Die Talfahrt des Sportwagenherstellers setzt sich fort – vor allem der in Zuffenhausen gebaute Taycan verkauft sich schleppend. Doch in den Absatzzahlen findet sich auch ein Lichtblick.
Der Stuttgarter Sportwagenhersteller Porsche musste im vergangenen Jahr erneut einen Rückgang der weltweiten Verkäufe hinnehmen. Quer über alle Modellreihen und Weltregionen sank der Absatz um zehn Prozent auf 279.000 Fahrzeuge. Die Verkaufszahlen liegen damit wieder knapp unter denen von 2019, dem letzten Jahr vor der Pandemie.

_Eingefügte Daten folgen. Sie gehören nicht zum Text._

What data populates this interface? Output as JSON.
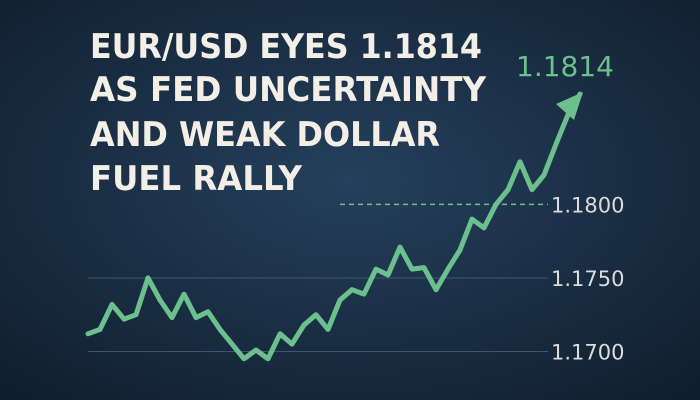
{
  "chart_data": {
    "type": "line",
    "title": [
      "EUR/USD EYES 1.1814",
      "AS FED UNCERTAINTY",
      "AND WEAK DOLLAR",
      "FUEL RALLY"
    ],
    "annotation": "1.1814",
    "values": [
      1.1712,
      1.1715,
      1.1732,
      1.1722,
      1.1725,
      1.175,
      1.1735,
      1.1723,
      1.1739,
      1.1723,
      1.1727,
      1.1715,
      1.1705,
      1.1695,
      1.1701,
      1.1695,
      1.1712,
      1.1705,
      1.1718,
      1.1725,
      1.1715,
      1.1735,
      1.1742,
      1.1739,
      1.1756,
      1.1752,
      1.1771,
      1.1756,
      1.1757,
      1.1742,
      1.1756,
      1.1769,
      1.179,
      1.1784,
      1.18,
      1.181,
      1.1829,
      1.181,
      1.182,
      1.1841,
      1.1861,
      1.1875
    ],
    "color": "#6cc08e",
    "ylim": [
      1.1667,
      1.1939
    ],
    "yticks": [
      {
        "value": 1.17,
        "label": "1.1700"
      },
      {
        "value": 1.175,
        "label": "1.1750"
      },
      {
        "value": 1.18,
        "label": "1.1800"
      }
    ],
    "grid": true
  }
}
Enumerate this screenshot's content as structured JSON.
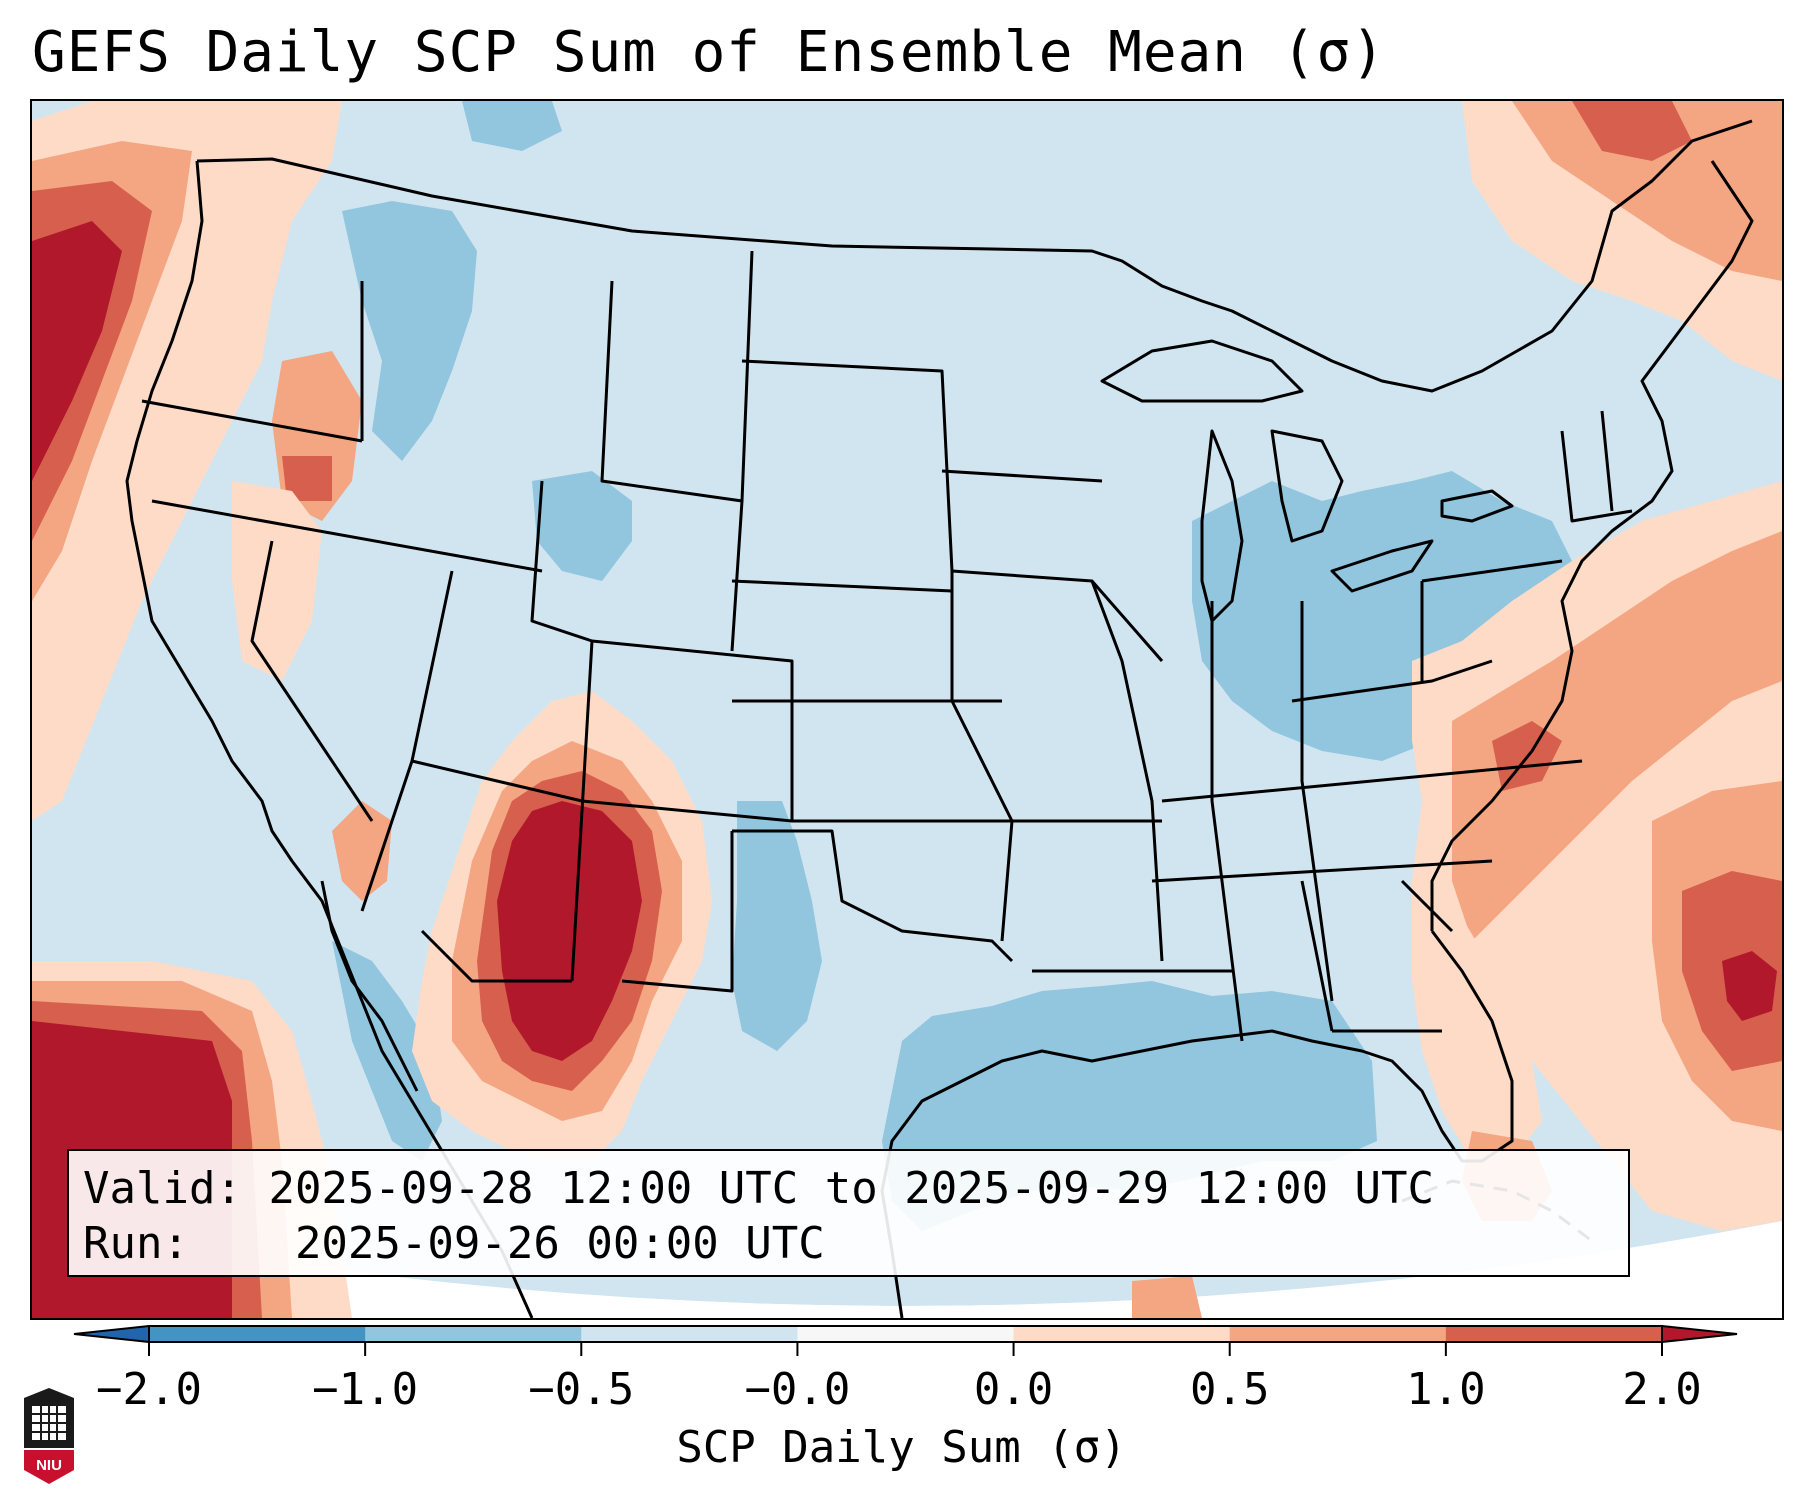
{
  "title": "GEFS Daily SCP Sum of Ensemble Mean (σ)",
  "info": {
    "valid_label": "Valid:",
    "valid_value": "2025-09-28 12:00 UTC to 2025-09-29 12:00 UTC",
    "run_label": "Run:",
    "run_value": "2025-09-26 00:00 UTC"
  },
  "colorbar": {
    "label": "SCP Daily Sum (σ)",
    "ticks": [
      "−2.0",
      "−1.0",
      "−0.5",
      "−0.0",
      "0.0",
      "0.5",
      "1.0",
      "2.0"
    ],
    "colors": [
      "#4393c3",
      "#92c5de",
      "#d1e5f0",
      "#f7f7f7",
      "#fddbc7",
      "#f4a582",
      "#d6604d"
    ],
    "extend_low_color": "#2166ac",
    "extend_high_color": "#b2182b"
  },
  "map": {
    "background_color": "#d1e5f0",
    "region": "Contiguous United States",
    "lines": "state and coastline borders"
  },
  "logo": {
    "text": "NIU"
  }
}
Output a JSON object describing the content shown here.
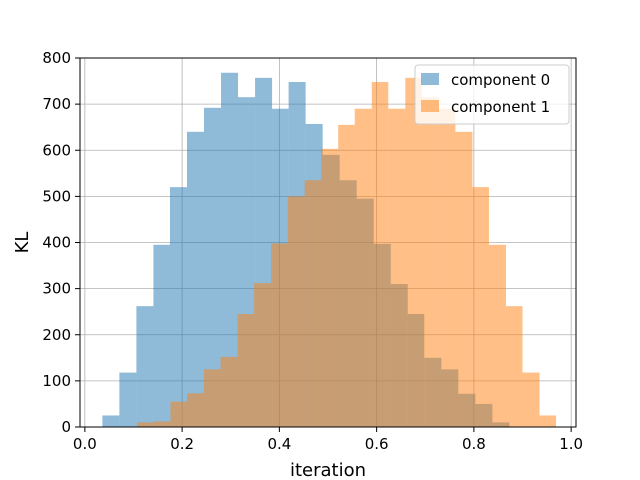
{
  "chart_data": {
    "type": "bar",
    "subtype": "overlapping-histogram",
    "title": "",
    "xlabel": "iteration",
    "ylabel": "KL",
    "xlim": [
      -0.01,
      1.01
    ],
    "ylim": [
      0,
      800
    ],
    "xticks": [
      "0.0",
      "0.2",
      "0.4",
      "0.6",
      "0.8",
      "1.0"
    ],
    "yticks": [
      "0",
      "100",
      "200",
      "300",
      "400",
      "500",
      "600",
      "700",
      "800"
    ],
    "grid": true,
    "legend_position": "top-right",
    "bar_opacity": 0.5,
    "series": [
      {
        "name": "component 0",
        "color": "#1f77b4",
        "bins": [
          [
            0.036,
            0.071,
            25
          ],
          [
            0.071,
            0.106,
            118
          ],
          [
            0.106,
            0.141,
            262
          ],
          [
            0.141,
            0.175,
            395
          ],
          [
            0.175,
            0.21,
            520
          ],
          [
            0.21,
            0.245,
            640
          ],
          [
            0.245,
            0.28,
            692
          ],
          [
            0.28,
            0.315,
            768
          ],
          [
            0.315,
            0.35,
            715
          ],
          [
            0.35,
            0.385,
            757
          ],
          [
            0.385,
            0.419,
            690
          ],
          [
            0.419,
            0.454,
            748
          ],
          [
            0.454,
            0.489,
            657
          ],
          [
            0.489,
            0.524,
            590
          ],
          [
            0.524,
            0.559,
            535
          ],
          [
            0.559,
            0.594,
            495
          ],
          [
            0.594,
            0.629,
            397
          ],
          [
            0.629,
            0.664,
            310
          ],
          [
            0.664,
            0.698,
            245
          ],
          [
            0.698,
            0.733,
            150
          ],
          [
            0.733,
            0.768,
            125
          ],
          [
            0.768,
            0.803,
            72
          ],
          [
            0.803,
            0.838,
            50
          ],
          [
            0.838,
            0.873,
            10
          ]
        ]
      },
      {
        "name": "component 1",
        "color": "#ff7f0e",
        "bins": [
          [
            0.107,
            0.141,
            10
          ],
          [
            0.141,
            0.176,
            12
          ],
          [
            0.176,
            0.21,
            55
          ],
          [
            0.21,
            0.245,
            73
          ],
          [
            0.245,
            0.279,
            125
          ],
          [
            0.279,
            0.314,
            152
          ],
          [
            0.314,
            0.348,
            245
          ],
          [
            0.348,
            0.383,
            312
          ],
          [
            0.383,
            0.417,
            398
          ],
          [
            0.417,
            0.452,
            500
          ],
          [
            0.452,
            0.486,
            535
          ],
          [
            0.486,
            0.521,
            603
          ],
          [
            0.521,
            0.555,
            655
          ],
          [
            0.555,
            0.59,
            690
          ],
          [
            0.59,
            0.624,
            748
          ],
          [
            0.624,
            0.659,
            690
          ],
          [
            0.659,
            0.693,
            757
          ],
          [
            0.693,
            0.728,
            715
          ],
          [
            0.728,
            0.762,
            690
          ],
          [
            0.762,
            0.797,
            640
          ],
          [
            0.797,
            0.831,
            520
          ],
          [
            0.831,
            0.866,
            395
          ],
          [
            0.866,
            0.9,
            262
          ],
          [
            0.9,
            0.935,
            118
          ],
          [
            0.935,
            0.969,
            25
          ]
        ]
      }
    ]
  }
}
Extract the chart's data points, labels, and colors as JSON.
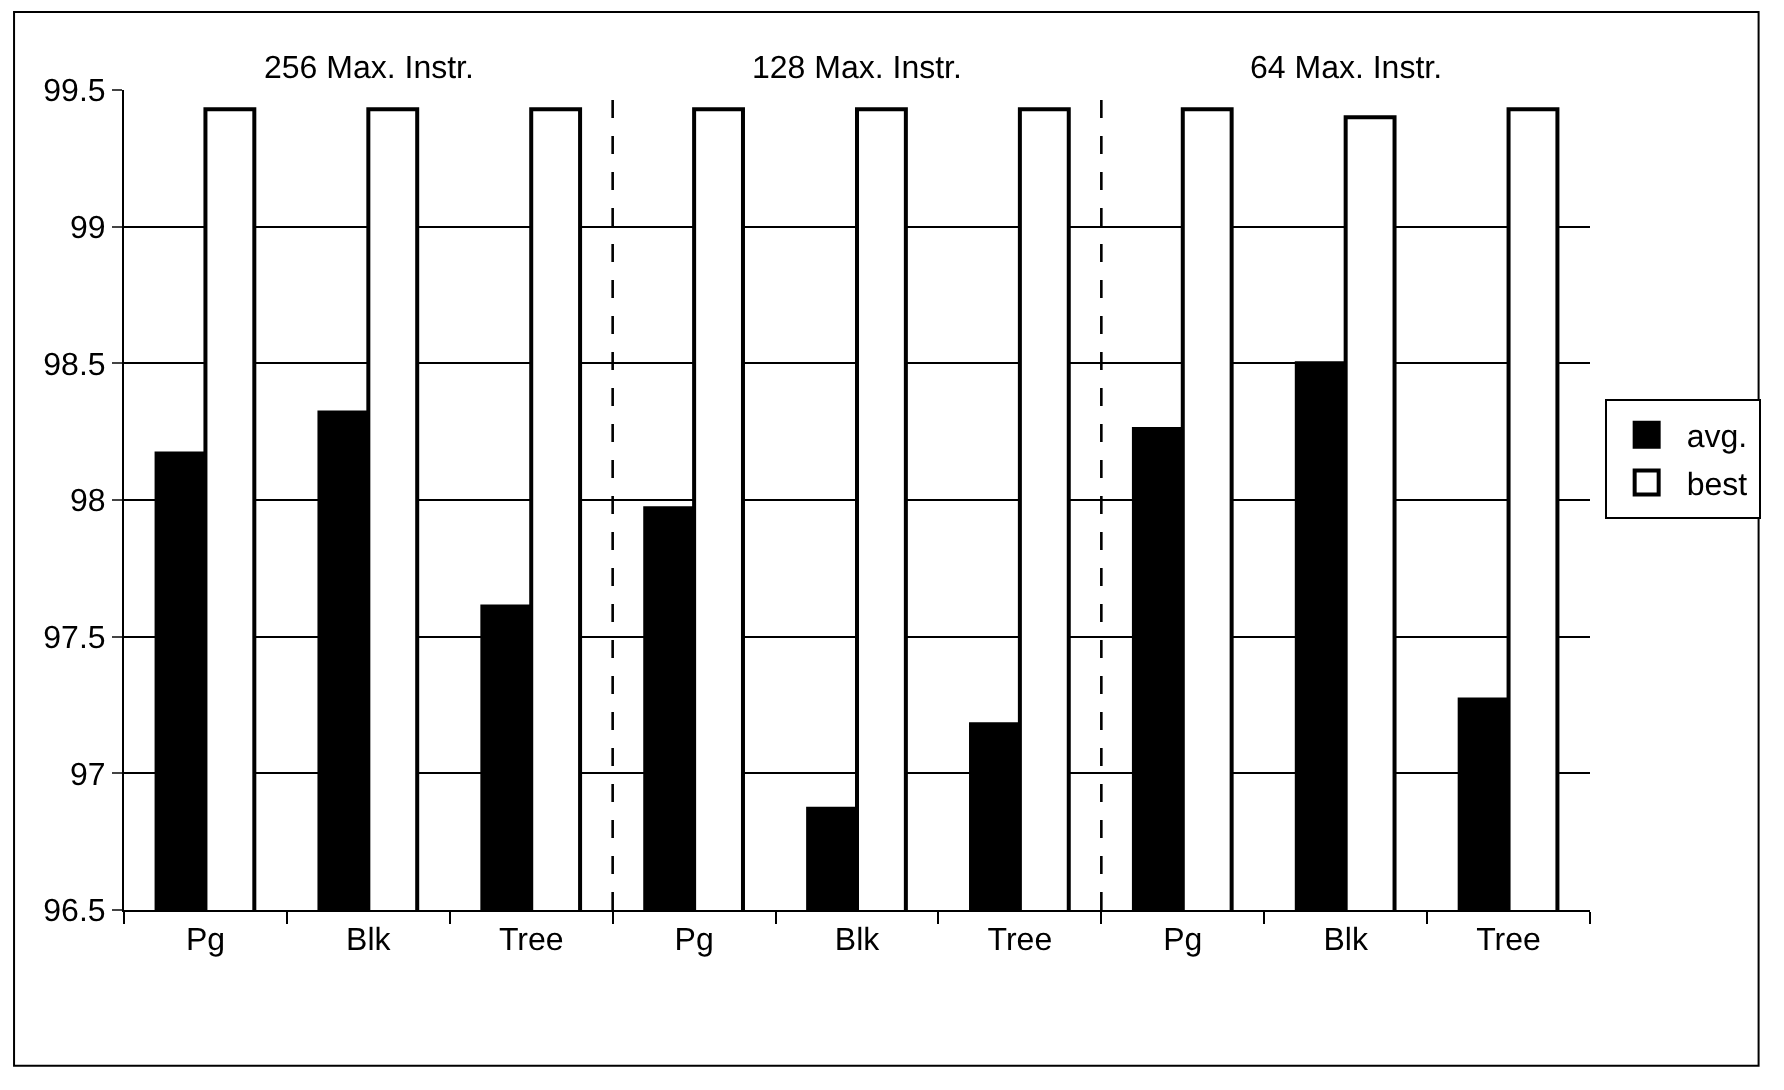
{
  "chart_data": {
    "type": "bar",
    "categories": [
      "Pg",
      "Blk",
      "Tree",
      "Pg",
      "Blk",
      "Tree",
      "Pg",
      "Blk",
      "Tree"
    ],
    "series": [
      {
        "name": "avg.",
        "color": "#000000",
        "values": [
          98.17,
          98.32,
          97.61,
          97.97,
          96.87,
          97.18,
          98.26,
          98.5,
          97.27
        ]
      },
      {
        "name": "best",
        "color": "#ffffff",
        "values": [
          99.43,
          99.43,
          99.43,
          99.43,
          99.43,
          99.43,
          99.43,
          99.4,
          99.43
        ]
      }
    ],
    "ylim": [
      96.5,
      99.5
    ],
    "yticks": [
      96.5,
      97,
      97.5,
      98,
      98.5,
      99,
      99.5
    ],
    "grid": "y",
    "legend": "right",
    "annotations": [
      "256 Max. Instr.",
      "128 Max. Instr.",
      "64 Max. Instr."
    ]
  }
}
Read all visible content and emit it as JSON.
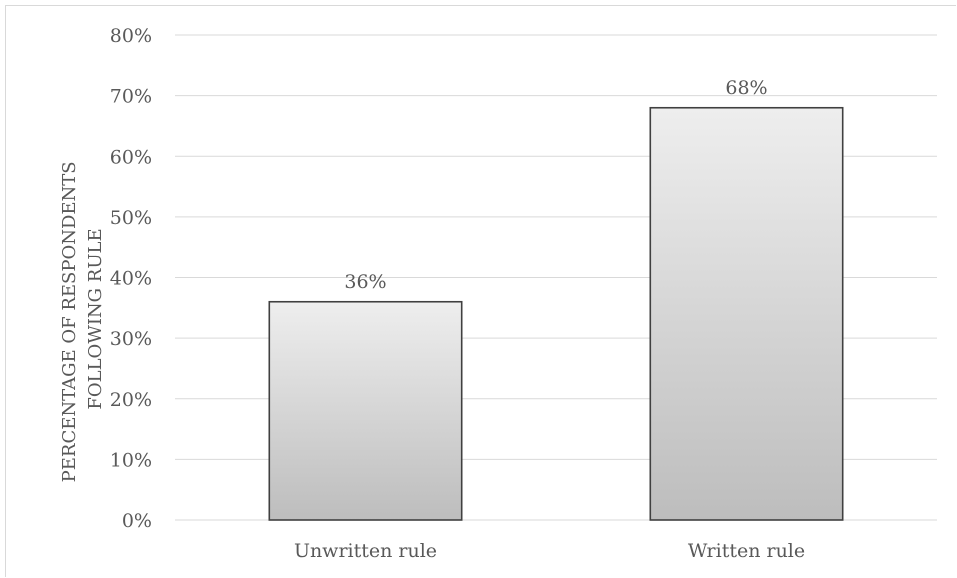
{
  "chart_data": {
    "type": "bar",
    "categories": [
      "Unwritten rule",
      "Written rule"
    ],
    "values": [
      36,
      68
    ],
    "data_labels": [
      "36%",
      "68%"
    ],
    "title": "",
    "xlabel": "",
    "ylabel": "PERCENTAGE OF RESPONDENTS FOLLOWING RULE",
    "ylabel_lines": [
      "PERCENTAGE OF RESPONDENTS",
      "FOLLOWING RULE"
    ],
    "ylim": [
      0,
      80
    ],
    "yticks": [
      0,
      10,
      20,
      30,
      40,
      50,
      60,
      70,
      80
    ],
    "ytick_labels": [
      "0%",
      "10%",
      "20%",
      "30%",
      "40%",
      "50%",
      "60%",
      "70%",
      "80%"
    ],
    "grid": true,
    "legend": "none",
    "colors": {
      "bar_fill_top": "#eeeeee",
      "bar_fill_bottom": "#bdbdbd",
      "bar_stroke": "#404040",
      "grid": "#d9d9d9",
      "text": "#595959"
    }
  }
}
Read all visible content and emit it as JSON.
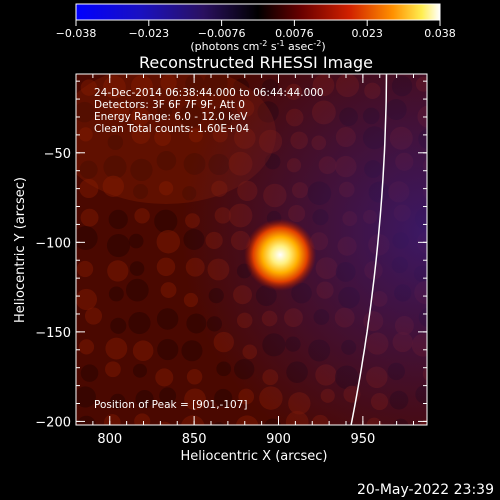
{
  "chart_data": {
    "type": "heatmap",
    "title": "Reconstructed RHESSI Image",
    "colorbar": {
      "range": [
        -0.038,
        0.038
      ],
      "ticks": [
        "-0.038",
        "-0.023",
        "-0.0076",
        "0.0076",
        "0.023",
        "0.038"
      ],
      "unit_main": "(photons cm",
      "unit_exp1": "-2",
      "unit_mid": " s",
      "unit_exp2": "-1",
      "unit_end": " asec",
      "unit_exp3": "-2",
      "unit_close": ")"
    },
    "xlabel": "Heliocentric X (arcsec)",
    "ylabel": "Heliocentric Y (arcsec)",
    "xlim": [
      780,
      988
    ],
    "ylim": [
      -202,
      -6
    ],
    "x_ticks": [
      {
        "value": 800,
        "label": "800"
      },
      {
        "value": 850,
        "label": "850"
      },
      {
        "value": 900,
        "label": "900"
      },
      {
        "value": 950,
        "label": "950"
      }
    ],
    "y_ticks": [
      {
        "value": -50,
        "label": "−50"
      },
      {
        "value": -100,
        "label": "−100"
      },
      {
        "value": -150,
        "label": "−150"
      },
      {
        "value": -200,
        "label": "−200"
      }
    ],
    "info": [
      "24-Dec-2014 06:38:44.000 to 06:44:44.000",
      "Detectors: 3F 6F 7F 9F, Att 0",
      "Energy Range: 6.0 - 12.0 keV",
      "Clean     Total counts: 1.60E+04"
    ],
    "peak_label": "Position of Peak = [901,-107]",
    "peak": {
      "x": 901,
      "y": -107,
      "value": 0.038
    },
    "limb_color": "#ffffff"
  },
  "footer": {
    "timestamp": "20-May-2022 23:39"
  }
}
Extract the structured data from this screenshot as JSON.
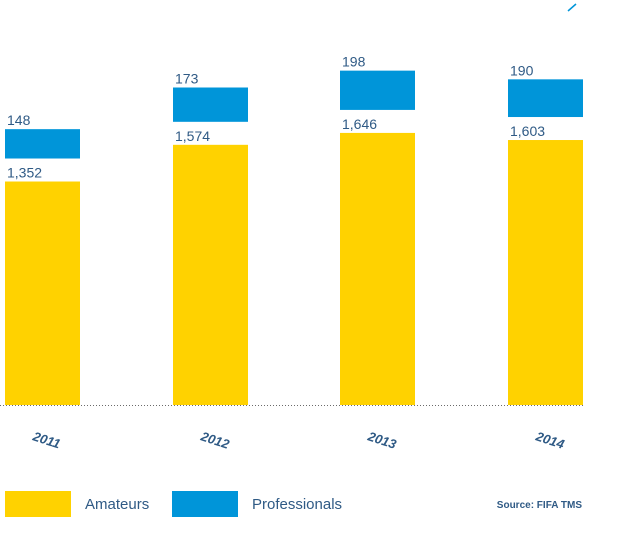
{
  "chart_data": {
    "type": "bar",
    "stacked": true,
    "categories": [
      "2011",
      "2012",
      "2013",
      "2014"
    ],
    "series": [
      {
        "name": "Amateurs",
        "values": [
          1352,
          1574,
          1646,
          1603
        ],
        "labels": [
          "1,352",
          "1,574",
          "1,646",
          "1,603"
        ],
        "color": "#ffd200"
      },
      {
        "name": "Professionals",
        "values": [
          148,
          173,
          198,
          190
        ],
        "labels": [
          "148",
          "173",
          "198",
          "190"
        ],
        "color": "#0095d9"
      }
    ],
    "ylim": [
      0,
      2000
    ],
    "grid": false,
    "legend_placement": "bottom-left",
    "source": "Source: FIFA TMS"
  },
  "colors": {
    "text": "#2f5a85",
    "baseline": "#6b6b6b"
  }
}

Nach wie vor stark betroffen von dem Rückgang ist der vollelektrische Sportwagen Taycan, der in Zuffenhausen vom Band läuft und mit dem Porsche vor allem auf dem chinesischen Markt punkten wollte. Doch der Absatz dieses Modells ist erneut stark zurückgegangen – diesmal um 22 Prozent.
In China werden E-Autos vor allem im mittleren und unteren Marktsegment verkauft – und im oberen Segment werden sie von heimischen Anbietern zu Kampfpreisen angeboten. Auch in anderen Weltregionen schwächelt der E-Markt. Zugleich erklärt Vertriebschef Matthias Becker, auch weiterhin keine Marktanteile durch hohe Rabatte erkaufen zu wollen.
Porsche verkauft in China 26 Prozent weniger Fahrzeuge
In China verkaufte Porsche rund ein Viertel weniger Autos als im Vorjahr – eine Fortsetzung des Abwärtstrends. Gegenüber 2019 hat sich der Verkauf dort mehr als halbiert. Becker zählt die anhaltend schwächere Nachfrage nach exklusiven Produkten in China zu den Hauptursachen des Rückgangs.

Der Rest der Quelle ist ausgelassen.